Stephenson, of Biden’s transition team, said the Democrats might need to take control of the U.S. Senate in the elections in order to pass such laws.
Stephenson said Biden’s plan would also create jobs beyond the wind and solar sectors. It includes goals, for instance, of updating the electric grid, boosting energy efficiency and installing a half million electric car chargers across the country by 2030.
CARS IN THE PARKING LOT
Beyond policy fights, the clean-energy sector faces more fundamental challenges in matching the job creation of fossil-fuels industries. Labor leaders also worry that clean-energy jobs will not be created in the same communities where fossil fuel jobs are lost – or even in the United States.
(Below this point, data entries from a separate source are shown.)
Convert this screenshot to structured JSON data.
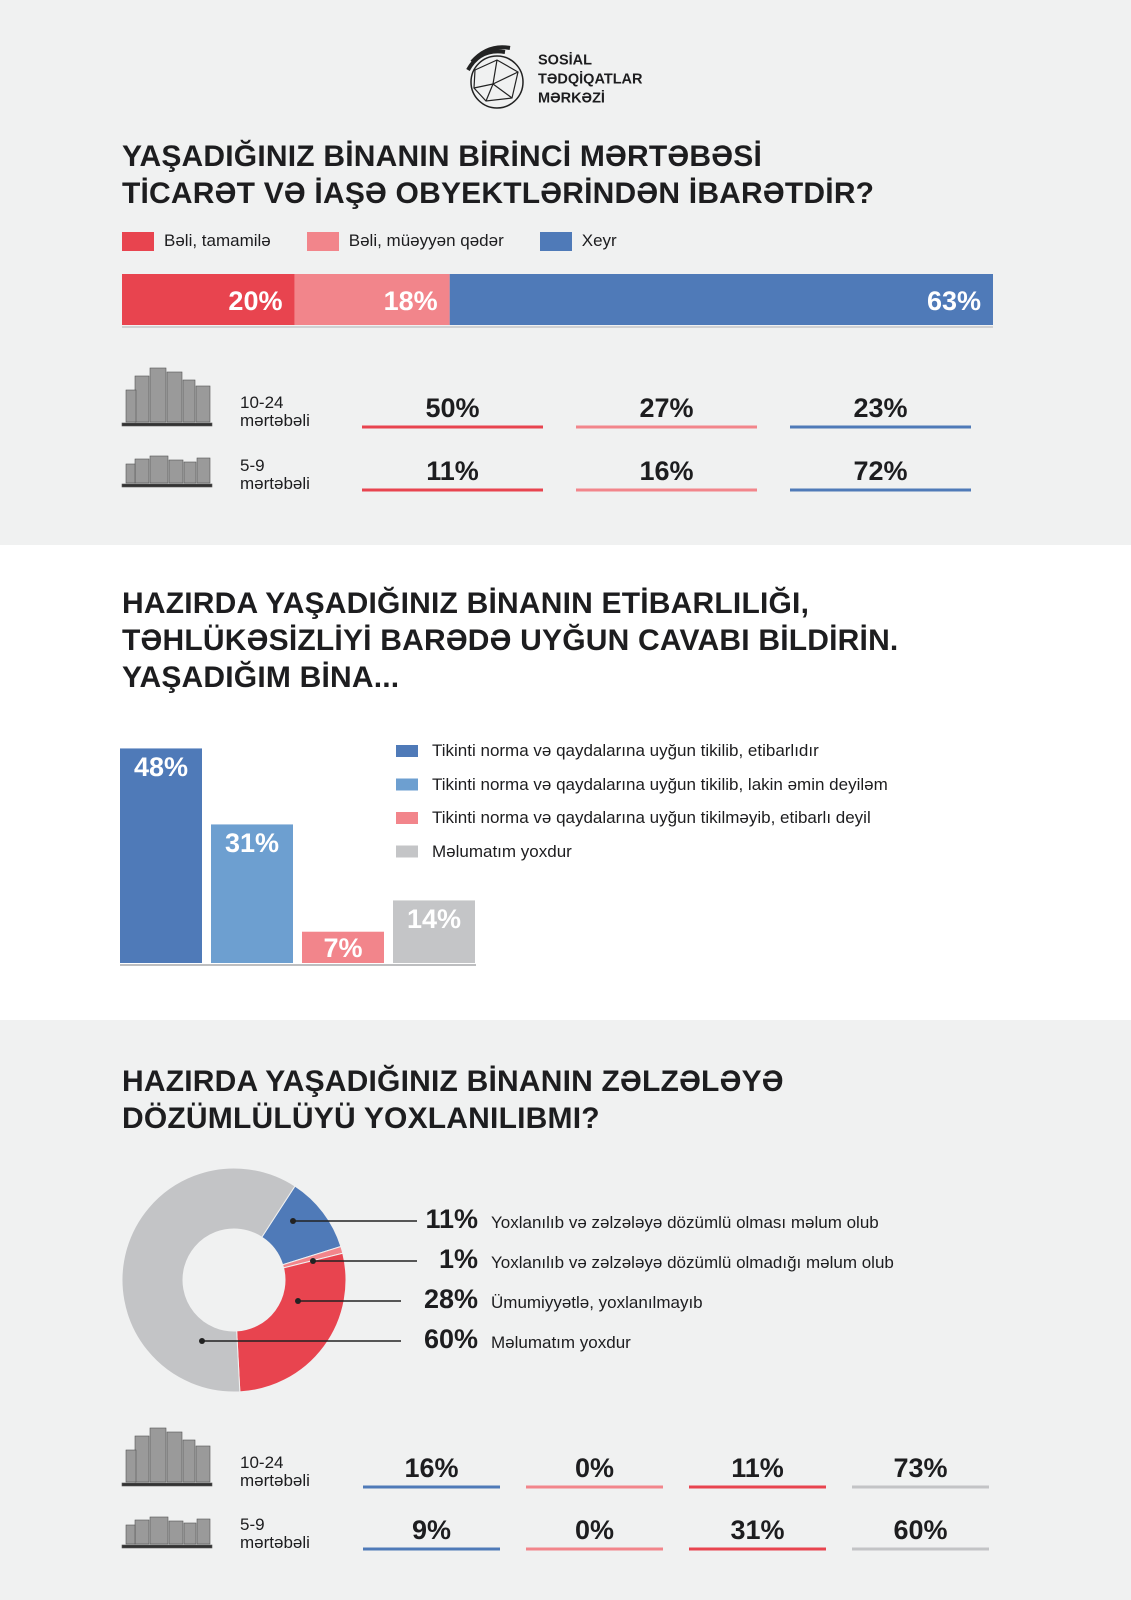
{
  "header": {
    "logo": [
      "SOSİAL",
      "TƏDQİQATLAR",
      "MƏRKƏZİ"
    ]
  },
  "chart_data": [
    {
      "type": "bar",
      "orientation": "horizontal",
      "stacked": true,
      "title": "YAŞADIĞINIZ BİNANIN BİRİNCİ MƏRTƏBƏSİ\nTİCARƏT VƏ İAŞƏ OBYEKTLƏRİNDƏN İBARƏTDİR?",
      "series": [
        {
          "name": "Bəli, tamamilə",
          "color": "#e8444f",
          "values": [
            20
          ],
          "value_labels": [
            "20%"
          ]
        },
        {
          "name": "Bəli, müəyyən qədər",
          "color": "#f2858b",
          "values": [
            18
          ],
          "value_labels": [
            "18%"
          ]
        },
        {
          "name": "Xeyr",
          "color": "#4f7ab8",
          "values": [
            63
          ],
          "value_labels": [
            "63%"
          ]
        }
      ],
      "groups": [
        {
          "name": "10-24\nmərtəbəli",
          "values": [
            50,
            27,
            23
          ],
          "value_labels": [
            "50%",
            "27%",
            "23%"
          ]
        },
        {
          "name": "5-9\nmərtəbəli",
          "values": [
            11,
            16,
            72
          ],
          "value_labels": [
            "11%",
            "16%",
            "72%"
          ]
        }
      ]
    },
    {
      "type": "bar",
      "title": "HAZIRDA YAŞADIĞINIZ BİNANIN ETİBARLILIĞI,\nTƏHLÜKƏSİZLİYİ BARƏDƏ UYĞUN CAVABI BİLDİRİN.\nYAŞADIĞIM BİNA...",
      "categories": [
        "Tikinti norma və qaydalarına uyğun tikilib, etibarlıdır",
        "Tikinti norma və qaydalarına uyğun tikilib, lakin əmin deyiləm",
        "Tikinti norma və qaydalarına uyğun tikilməyib, etibarlı deyil",
        "Məlumatım yoxdur"
      ],
      "values": [
        48,
        31,
        7,
        14
      ],
      "value_labels": [
        "48%",
        "31%",
        "7%",
        "14%"
      ],
      "colors": [
        "#4f7ab8",
        "#6d9fd0",
        "#f2858b",
        "#c4c5c7"
      ]
    },
    {
      "type": "pie",
      "donut": true,
      "title": "HAZIRDA YAŞADIĞINIZ BİNANIN ZƏLZƏLƏYƏ\nDÖZÜMLÜLÜYÜ YOXLANILIBMI?",
      "categories": [
        "Yoxlanılıb və zəlzələyə dözümlü olması məlum olub",
        "Yoxlanılıb və zəlzələyə dözümlü olmadığı məlum olub",
        "Ümumiyyətlə, yoxlanılmayıb",
        "Məlumatım yoxdur"
      ],
      "values": [
        11,
        1,
        28,
        60
      ],
      "value_labels": [
        "11%",
        "1%",
        "28%",
        "60%"
      ],
      "colors": [
        "#4f7ab8",
        "#f2858b",
        "#e8444f",
        "#c3c4c6"
      ],
      "groups": [
        {
          "name": "10-24\nmərtəbəli",
          "values": [
            16,
            0,
            11,
            73
          ],
          "value_labels": [
            "16%",
            "0%",
            "11%",
            "73%"
          ]
        },
        {
          "name": "5-9\nmərtəbəli",
          "values": [
            9,
            0,
            31,
            60
          ],
          "value_labels": [
            "9%",
            "0%",
            "31%",
            "60%"
          ]
        }
      ]
    }
  ]
}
The U.S. solar industry is highly dependent on foreign manufacturing with imports satisfying about 84% of U.S. demand for solar cells and modules in 2019, according to figures from the Blue Green Alliance. The American Wind Energy Association estimates that between 30% and 50% of a typical U.S. wind project’s value is currently imported.
“That’s not going to cut it if we want to move toward this new green economy,” said Sean McGarvey, president of North America’s Building Trades Unions, which gave a last-minute endorsement to Biden last week.
Wind and solar projects, once installed, also do not require the kind of intensive labor seen at an oil field or a coal mine.
About 800,000 people were employed in the production, transmission, storage and combustion of natural gas and coal for electricity in the United States in 2020, according to the U.S. Energy and Employment Report. That compared to around 350,000 people in wind and solar – almost all of whom were employed in construction or installation, rather than in production or transmission, according to the report.
“I challenge you to drive past an operating solar field,” said Mark Johnson, business manager of the Tri-State Building Trades, representing 50 construction unions in Kentucky, Ohio and West Virginia. “What you won’t see are cars parked where people are working.”